Semiclassical theory of the structure of the hydrogen spectrum in near-perpendicular electric and magnetic fields: Derivations and formulas for Einstein-Brillouin-Keller-Maslov quantization and description of monodromy

Abstract

In a previous paper [Schleif and Delos, Phys. Rev. A 76, 013404 (2007)] we described the spectrum of hydrogen atoms in near-perpendicular electric and magnetic fields. We displayed a number of previously unrecognized structures in the spectrum, most of which are connected with a classical phenomenon called ``nontrivial monodromy of action and angle variables in a Hamiltonian system,'' or simply ``monodromy.'' In that paper, we presented only the results, giving predictions of what to look for in various ranges of electric and magnetic fields. Here we present the underlying theory.
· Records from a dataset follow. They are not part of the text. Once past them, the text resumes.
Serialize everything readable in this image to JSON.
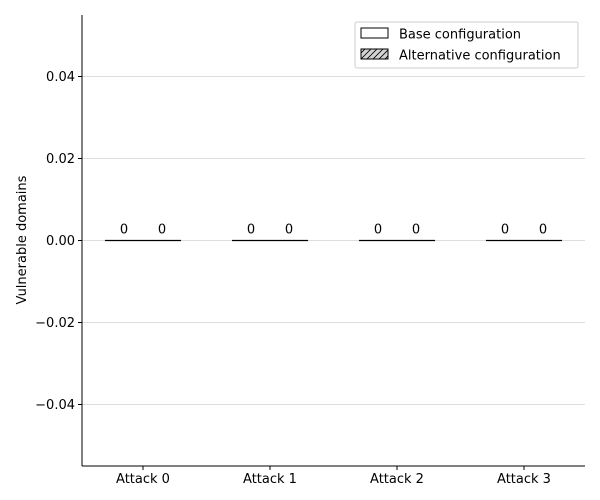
{
  "chart_data": {
    "type": "bar",
    "title": "",
    "xlabel": "",
    "ylabel": "Vulnerable domains",
    "categories": [
      "Attack 0",
      "Attack 1",
      "Attack 2",
      "Attack 3"
    ],
    "series": [
      {
        "name": "Base configuration",
        "values": [
          0,
          0,
          0,
          0
        ],
        "fill": "#ffffff",
        "hatch": "none"
      },
      {
        "name": "Alternative configuration",
        "values": [
          0,
          0,
          0,
          0
        ],
        "fill": "#d3d3d3",
        "hatch": "diagonal"
      }
    ],
    "data_labels": [
      [
        "0",
        "0",
        "0",
        "0"
      ],
      [
        "0",
        "0",
        "0",
        "0"
      ]
    ],
    "ylim": [
      -0.055,
      0.055
    ],
    "yticks": [
      -0.04,
      -0.02,
      0.0,
      0.02,
      0.04
    ],
    "ytick_labels": [
      "−0.04",
      "−0.02",
      "0.00",
      "0.02",
      "0.04"
    ],
    "grid": "horizontal",
    "legend_position": "top-right"
  },
  "colors": {
    "grid": "#dddddd",
    "axis": "#000000",
    "edge": "#000000"
  }
}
Starting from Kepler action and angle variables, we give a derivation of a classical Hamiltonian to second order in perturbation theory; the derivation is different from, but the final result agrees with, previous work. We focus especially on the topological structure of the reduced phase space and on the resulting topological structure of the trajectories. We show that construction of action variables by the obvious methods leads to variables that have discontinuous derivatives. Smooth continuation of these ``primitive'' action variables leads to action variables that are multivalued. We show how these multivalued actions lead to lattice defects in the quantum spectrum. Finally we present a few correlation diagrams which show how quantum eigenvalues evolve from one region of near-perpendicular parameter space to another.